The consistency and predictability we offer our students. If coming to school can be the most predictable part of your day and Haven Academy can make that predictable part of your day joyous and a place where you feel loved, where you have a sense of belonging, where you have trusting relationships, then that becomes a very important stabilizing factor for children experiencing instability in their home lives.
"If coming to school can be the most predictable part of your day and we can make that joyous and a place where you feel loved, where you have a sense of belonging, where you have trusting relationships, then that becomes a very important stabilizing factor for children experiencing instability in their home lives."
Now when I see how our students have more options and life choices, I feel proud. Maybe it was through an internship or access o arts and music or to STEM education. Or maybe those opportunities in high school, college and beyond are a result of their academic success or the way in which we helped them develop their passions. It is just clear to me that the experiences we give our students helped to motivate and inspire them to pursue those opportunities.

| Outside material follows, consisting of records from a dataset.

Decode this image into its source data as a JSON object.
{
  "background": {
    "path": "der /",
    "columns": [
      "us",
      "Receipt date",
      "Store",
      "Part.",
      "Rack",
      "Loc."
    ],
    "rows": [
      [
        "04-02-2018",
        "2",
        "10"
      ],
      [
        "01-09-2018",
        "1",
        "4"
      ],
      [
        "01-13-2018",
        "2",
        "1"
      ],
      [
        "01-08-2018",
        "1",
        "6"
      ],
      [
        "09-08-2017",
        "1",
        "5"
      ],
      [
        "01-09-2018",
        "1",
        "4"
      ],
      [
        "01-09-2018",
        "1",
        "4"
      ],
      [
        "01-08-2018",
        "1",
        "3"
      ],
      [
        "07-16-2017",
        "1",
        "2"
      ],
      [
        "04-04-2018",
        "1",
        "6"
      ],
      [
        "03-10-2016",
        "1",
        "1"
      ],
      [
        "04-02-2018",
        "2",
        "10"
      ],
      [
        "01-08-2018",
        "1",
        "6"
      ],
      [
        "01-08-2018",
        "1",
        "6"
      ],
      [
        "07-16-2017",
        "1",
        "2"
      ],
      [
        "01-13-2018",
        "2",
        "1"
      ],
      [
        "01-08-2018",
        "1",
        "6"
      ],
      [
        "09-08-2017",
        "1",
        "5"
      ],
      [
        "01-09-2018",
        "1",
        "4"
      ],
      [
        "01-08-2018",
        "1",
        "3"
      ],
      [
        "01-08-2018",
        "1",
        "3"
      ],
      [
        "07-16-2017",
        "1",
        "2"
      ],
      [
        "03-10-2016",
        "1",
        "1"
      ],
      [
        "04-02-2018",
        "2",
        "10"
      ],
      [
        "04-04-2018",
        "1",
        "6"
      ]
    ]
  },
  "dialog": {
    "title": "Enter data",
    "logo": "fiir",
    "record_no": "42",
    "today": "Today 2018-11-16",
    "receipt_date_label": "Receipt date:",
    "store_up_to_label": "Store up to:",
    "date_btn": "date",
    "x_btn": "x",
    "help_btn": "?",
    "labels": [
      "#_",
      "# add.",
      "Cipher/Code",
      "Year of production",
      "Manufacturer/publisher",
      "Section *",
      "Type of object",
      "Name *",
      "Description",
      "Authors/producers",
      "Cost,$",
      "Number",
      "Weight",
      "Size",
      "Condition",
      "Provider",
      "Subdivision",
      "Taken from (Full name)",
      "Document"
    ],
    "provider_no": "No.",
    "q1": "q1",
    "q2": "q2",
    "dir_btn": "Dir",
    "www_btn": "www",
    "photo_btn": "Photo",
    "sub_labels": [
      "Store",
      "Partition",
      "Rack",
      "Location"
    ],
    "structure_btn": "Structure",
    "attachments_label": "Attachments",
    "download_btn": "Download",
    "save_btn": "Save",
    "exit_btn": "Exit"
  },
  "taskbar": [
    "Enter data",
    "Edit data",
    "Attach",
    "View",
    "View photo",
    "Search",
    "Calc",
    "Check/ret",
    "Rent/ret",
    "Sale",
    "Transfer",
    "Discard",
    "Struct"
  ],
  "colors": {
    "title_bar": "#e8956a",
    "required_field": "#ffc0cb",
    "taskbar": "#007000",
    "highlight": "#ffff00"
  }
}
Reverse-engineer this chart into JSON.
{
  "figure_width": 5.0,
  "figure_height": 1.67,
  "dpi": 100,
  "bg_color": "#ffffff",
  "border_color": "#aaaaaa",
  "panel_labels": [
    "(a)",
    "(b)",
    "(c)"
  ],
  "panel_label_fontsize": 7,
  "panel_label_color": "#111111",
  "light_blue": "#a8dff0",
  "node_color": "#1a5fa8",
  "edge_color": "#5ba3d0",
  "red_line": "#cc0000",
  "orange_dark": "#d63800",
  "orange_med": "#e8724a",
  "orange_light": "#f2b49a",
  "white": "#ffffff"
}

Her advice to leaders right now
I really believe that schools should be exclusively about the student experience. Students remember their relationships. They remember the people who believed in them. They remember developing new skills and having confidence in those skills.
As a school leader, if you can keep a laser focus on the student experience, it will help you make decisions on the things that are really more about the adult experience. And that laser focus will help you sort through and prioritize what is most important.